Personally, I would never buy a property for the appreciation value and resell only. Not that that is wrong but it just is not my approach. There are plenty of people who can profile a building, make a deal, rehab it, refinance it, rent it and sell it in six months for a $50,000 profit. It is hard to argue with the results if the person is successful.
However, I wonder how many of these deals fall flat or lose big money and the investor does not come on to Bigger Pockets bragging about how they lost six months and $18,000 on a deal they profiled incorrectly and was oversold by a shady contractor.
So as a buy and hold investor that has figured out how to buy apartments and manage them and make steady guaranteed money I would never look at a property to buy and resell on appreciation alone. Again, not because it is wrong but because I know how to make good money in the lane that I am in and why do I need to risk what works by switching lanes? I could crash over there.
On the the other hand I am certain a flipper would look at my most challenging moments when i had rubber gloves on and a stopped up toilet full of feces and a baby toy and say "Are you crazy? No way I would do what you do."
So, its all in what are your goals and values.
With that being said, the original post was asking about the deal and you said your plan was to buy and hold. As a buy and hold investor that has figured out how to make money in my lane I would not walk away from the deal and numbers you posted above. I would run as fast as I could away from it. It does not cash flow. Repeat. It does not cash flow. Once more. It does not cash flow.
You can fix kitchens, you can paint, you can move washers and dryers and you can spend a lot of money.
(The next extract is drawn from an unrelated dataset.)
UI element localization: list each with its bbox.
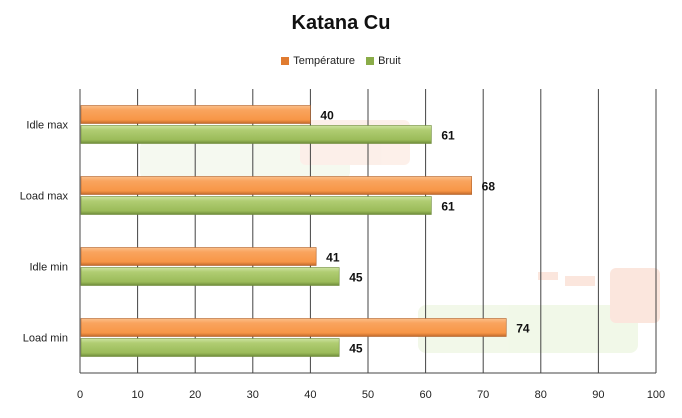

But if you are going to spend $380,000 on a property to buy and hold then the monthly rental income needs to be close to $5,000 per month which is 1.3% monthly return.
There is nothing you can do to this property in the kitchen or the laundry rooms to go from $2,700 to $5,000 per month income.
Hopefully you never read to the end of my rambling post because you started running away.
Do not let your desire "I really want this to work" talk you into buying a deal that will not cash flow.